R. c. Kapp

Cour suprême du Canada – [2008] 2 RCS 483


Colombie-Britannique Charte canadienne des droits et libertésDiscriminationDroits ancestraux
Sommaire

Dans cette affaire, la Cour suprême confirme que les mesures « préférentielles » à l’égard des Autochtones en matière de pêche (périodes exclusives, par exemple) sont valides et légales en droit canadien, et ne portent pas atteinte à la Charte canadienne des droits et libertés.

Question

Les permis de pêche communautaires délivrés en vertu du Règlement sur les permis de pêche communautaires des Autochtones sont-ils discriminatoires à l’égard des pêcheurs non autochtones?

Décision

Les permis de pêche réservés aux Autochtones ne sont pas discriminatoires et ne contreviennent pas à la Charte canadienne des droits et libertés (jugement unanime – un motif concordant).

Parties

Entre : John Michael Kapp et les autres

Et : la Couronne du Canada

Intervenants : l’Ontario, le Québec, la Saskatchewan, l’Alberta, Première nation Tsawwassen, Nation Haisla, bande indienne des Songhees, Première nation Malahat,  Première nation des T’Sou‑ke,  Première nation Snaw‑naw‑as (Nanoose) et bande indienne de Beecher Bay (collectivement appelées  Nations Te’mexw), Nation Heiltsuk, bande indienne des Musqueam, tribus Coolican, Sportfishing Defence Alliance, B.C. Seafood Alliance, Pacific Salmon Harvesters Society, Aboriginal Fishing Vessel Owners Association, United Fishermen and Allied Workers Union, Japanese Canadian Fishermens Association, Atlantic Fishing Industry Alliance, bande indienne Nee Tahi Buhn, Première nation Tseshaht et Assemblée des Premières Nations

Faits

En 1982, la Commission sur la politique des pêches du Pacifique a publié un rapport (Pour remonter le courant : Une nouvelle politique des pêches canadiennes du Pacifique) qui liait l’état désastreux du développement économique des peuples autochtones de la côte du Pacifique à l’interdiction de la pêche commerciale qui leur était imposée. Elle recommandait au gouvernement fédéral de négocier des accords de pêche avec ces communautés leur accordant des droits de pêche commerciaux.

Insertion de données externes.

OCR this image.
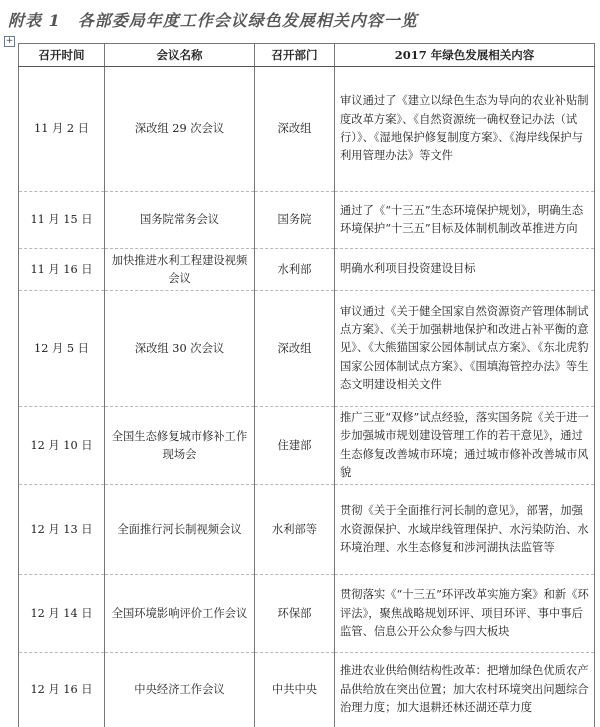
附表 1　各部委局年度工作会议绿色发展相关内容一览
+
召开时间	会议名称	召开部门	2017 年绿色发展相关内容
11 月 2 日	深改组 29 次会议	深改组	审议通过了《建立以绿色生态为导向的农业补贴制度改革方案》、《自然资源统一确权登记办法（试行）》、《湿地保护修复制度方案》、《海岸线保护与利用管理办法》等文件
11 月 15 日	国务院常务会议	国务院	通过了《“十三五”生态环境保护规划》，明确生态环境保护“十三五”目标及体制机制改革推进方向
11 月 16 日	加快推进水利工程建设视频会议	水利部	明确水利项目投资建设目标
12 月 5 日	深改组 30 次会议	深改组	审议通过《关于健全国家自然资源资产管理体制试点方案》、《关于加强耕地保护和改进占补平衡的意见》、《大熊猫国家公园体制试点方案》、《东北虎豹国家公园体制试点方案》、《围填海管控办法》等生态文明建设相关文件
12 月 10 日	全国生态修复城市修补工作现场会	住建部	推广三亚“双修”试点经验，落实国务院《关于进一步加强城市规划建设管理工作的若干意见》，通过生态修复改善城市环境；通过城市修补改善城市风貌
12 月 13 日	全面推行河长制视频会议	水利部等	贯彻《关于全面推行河长制的意见》，部署，加强水资源保护、水域岸线管理保护、水污染防治、水环境治理、水生态修复和涉河湖执法监管等
12 月 14 日	全国环境影响评价工作会议	环保部	贯彻落实《“十三五”环评改革实施方案》和新《环评法》，聚焦战略规划环评、项目环评、事中事后监管、信息公开公众参与四大板块
12 月 16 日	中央经济工作会议	中共中央	推进农业供给侧结构性改革：把增加绿色优质农产品供给放在突出位置；加大农村环境突出问题综合治理力度；加大退耕还林还湖还草力度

Au début des années 1990, le ministère des Pêches et Océans Canada (MPO) entreprend des consultations avec ces communautés en vue d’élaborer un nouveau règlement sur les pêches. En 1992, il publie sa Stratégie relative aux pêches autochtones (SRAPA) afin de respecter les principes énoncés dans l’arrêt Sparrow et d’améliorer la part des communautés dans la gestion des pêches, tout en ayant un impact minimal sur les pêcheries non autochtones. Ce programme avait pour but de favoriser le développement économique des communautés autochtones en les rendant plus autonomes et moins dépendantes du gouvernement fédéral (MPO, 2008a). L’octroi de permis de pêche communautaire est l’élément clé de cette stratégie qui accorde des droits et des privilèges supplémentaires à des organisations autochtones conformément aux dispositions du Règlement sur les permis de pêche communautaires des Autochtones.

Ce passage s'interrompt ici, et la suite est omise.